The world’s leading wild cat conservation organization Panthera has also looked into the effects of oil palm on the jaguar’s passage through Colombia. One of Panthera’s goals is an international effort to conserve forests and ecosystems within the jaguar corridor to preserve the wide-ranging species’ gene flow between continents.
Esteban Payan, regional director for Panthera’s northern South America operations, became interested in oil palm’s effect on jaguars when he noticed that animals were passing through Magdalena Medio, a region that connects the Darien Gap and Central America to the savannahs and Amazon rainforest. Magdalena Medio is also the secondest most important region for oil palm cultivation.
Using high-density camera traps, Payan’s team found that jaguars do use oil palm plantations as hunting grounds, but they won’t settle in it.
“Jaguars do use oil palm, but they won’t live in it,” Payan said. “For the jaguars, oil palm is more like an auxiliary habitat than fully functional ecosystem.”
Payan also found that smaller plantations – which he defined as less than 2,000 hectares – were more conducive to jaguar sightings. Further, heavily mechanized operations where noise and disturbance can last for 24 hours a day were much less likely to support jaguars than human-based harvesting methods.

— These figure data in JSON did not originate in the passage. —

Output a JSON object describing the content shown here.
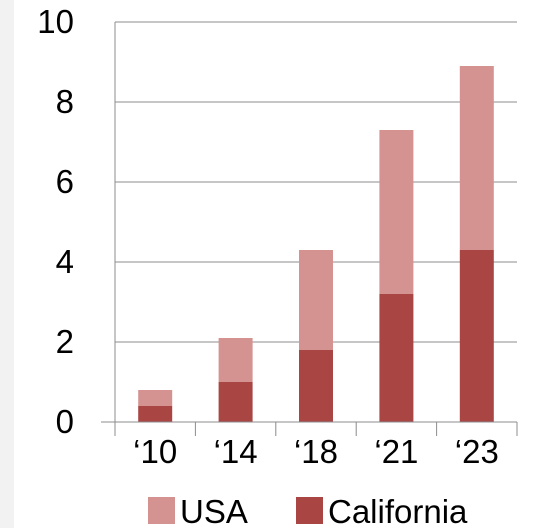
{
  "chart_data": {
    "type": "bar",
    "stacked": true,
    "categories": [
      "‘10",
      "‘14",
      "‘18",
      "‘21",
      "‘23"
    ],
    "series": [
      {
        "name": "California",
        "values": [
          0.4,
          1.0,
          1.8,
          3.2,
          4.3
        ],
        "color": "#a94543"
      },
      {
        "name": "USA",
        "values": [
          0.4,
          1.1,
          2.5,
          4.1,
          4.6
        ],
        "color": "#d49390"
      }
    ],
    "totals": [
      0.8,
      2.1,
      4.3,
      7.3,
      8.9
    ],
    "ylim": [
      0,
      10
    ],
    "yticks": [
      0,
      2,
      4,
      6,
      8,
      10
    ],
    "grid": true,
    "legend": {
      "position": "bottom",
      "order": [
        "USA",
        "California"
      ]
    },
    "title": "",
    "xlabel": "",
    "ylabel": ""
  }
}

“When it’s humans working, the animals hide when they show up at 6am, but then at 3pm there is a burst of activity when they leave,” Payan said. “Obviously, it’s not optimal that the jaguars must adapt to human workday, but at least there is limited symbiosis that way.”
Rodrigo Bernal, one of Colombia’s leading palm researchers, is also concerned about the impacts of commercial oil palm cultivation on the genetic integrity of native palm species.

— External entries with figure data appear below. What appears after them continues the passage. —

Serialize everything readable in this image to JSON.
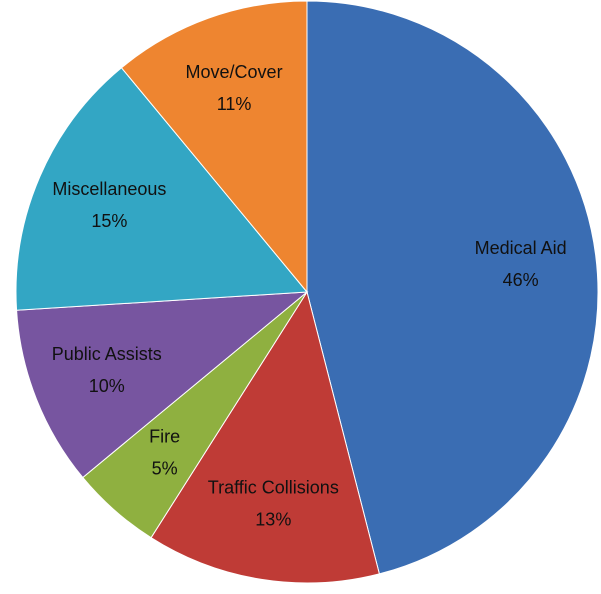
{
  "chart_data": {
    "type": "pie",
    "categories": [
      "Medical Aid",
      "Traffic Collisions",
      "Fire",
      "Public Assists",
      "Miscellaneous",
      "Move/Cover"
    ],
    "values": [
      46,
      13,
      5,
      10,
      15,
      11
    ],
    "value_labels": [
      "46%",
      "13%",
      "5%",
      "10%",
      "15%",
      "11%"
    ],
    "colors": [
      "#3a6db3",
      "#bf3b36",
      "#8fb040",
      "#7755a0",
      "#33a6c4",
      "#ee8530"
    ]
  }
}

In a conversation with Mongabay, Bernal pointed to studies by investigators and the Humboldt Institute and the Sinchi Institute that showed the most common oil palm species is classified as invasive in northern South America.
Bernal explained there are two main species of oil palm: Elaeis guineensis from western Africa referred to as African oil palm, and E. oleifera from the Americas known as nolí palm.

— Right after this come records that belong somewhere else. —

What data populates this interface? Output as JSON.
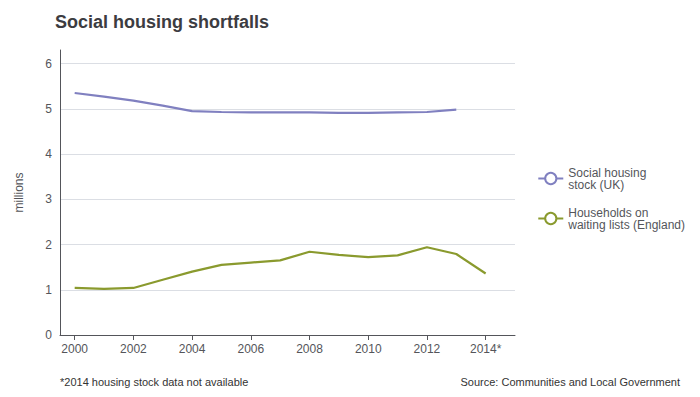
{
  "chart_data": {
    "type": "line",
    "title": "Social housing shortfalls",
    "ylabel": "millions",
    "x": [
      2000,
      2001,
      2002,
      2003,
      2004,
      2005,
      2006,
      2007,
      2008,
      2009,
      2010,
      2011,
      2012,
      2013,
      2014
    ],
    "series": [
      {
        "name": "Social housing\nstock (UK)",
        "color": "#8080c0",
        "values": [
          5.35,
          5.27,
          5.18,
          5.07,
          4.95,
          4.93,
          4.92,
          4.92,
          4.92,
          4.91,
          4.91,
          4.92,
          4.93,
          4.98,
          null
        ]
      },
      {
        "name": "Households on\nwaiting lists (England)",
        "color": "#8a9a2e",
        "values": [
          1.04,
          1.02,
          1.04,
          1.22,
          1.4,
          1.55,
          1.6,
          1.65,
          1.84,
          1.77,
          1.72,
          1.76,
          1.94,
          1.79,
          1.36
        ]
      }
    ],
    "xlim": [
      1999.5,
      2015.0
    ],
    "xticks": [
      2000,
      2002,
      2004,
      2006,
      2008,
      2010,
      2012,
      {
        "value": 2014,
        "label": "2014*"
      }
    ],
    "ylim": [
      0,
      6.3
    ],
    "yticks": [
      0,
      1,
      2,
      3,
      4,
      5,
      6
    ],
    "grid": true,
    "legend": "right",
    "annotations": [
      "*2014 housing stock data not available",
      "Source: Communities and Local Government"
    ]
  }
}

Colombian palm growers have started crossing the two into a hybrid species known as OxG which is less susceptible against rot and disease, and Bernal said there are examples of the two species crossing spontaneously in the wild.
“As a recent report from the Ministry of the Environment points out, the few nolí palms that survive near the palm plantations have begun to spontaneously cross with their African cousins, producing hybrids between the two species in the Magdalena Medio region,” Bernal said.
Bernal said that in addition to the extinction threat the native oil palm faces from habitat loss, it now must confront “the loss of genetic diversity due to the crossing with the African species and the loss of identity.”
In addition, Bernal said the palm plantations generally carry parasites and pathogens that can spread to other palm species, causing problems for traditional food sources such as chontaduro palm (Bactris gasipaes) in the Pacific region, or moriche palms (Mauritia flexuosa) in the Amazon.
To expand oil palm responsibly, Bernal said that Colombia oil palm growers and government regulators must collaborate with independent researchers to conduct studies that “get to the bottom of the issue.”
“Once we clarify the dimensions of the problem, we can begin to work together to find solutions,” Bernal said.
Citations: Pardo, L. E., Campbell, M. J., Edwards, W., Clements, G. R., & Laurance, W. F. (2018). Terrestrial mammal responses to oil palm dominated landscapes in Colombia. PloS one, 13(5), e0197539.
Ocampo-Peñuela, N., Garcia-Ulloa, J., Ghazoul, J., & Etter, A. (2018). Quantifying impacts of oil palm expansion on Colombia’s threatened biodiversity. Biological Conservation, 224, 117-121.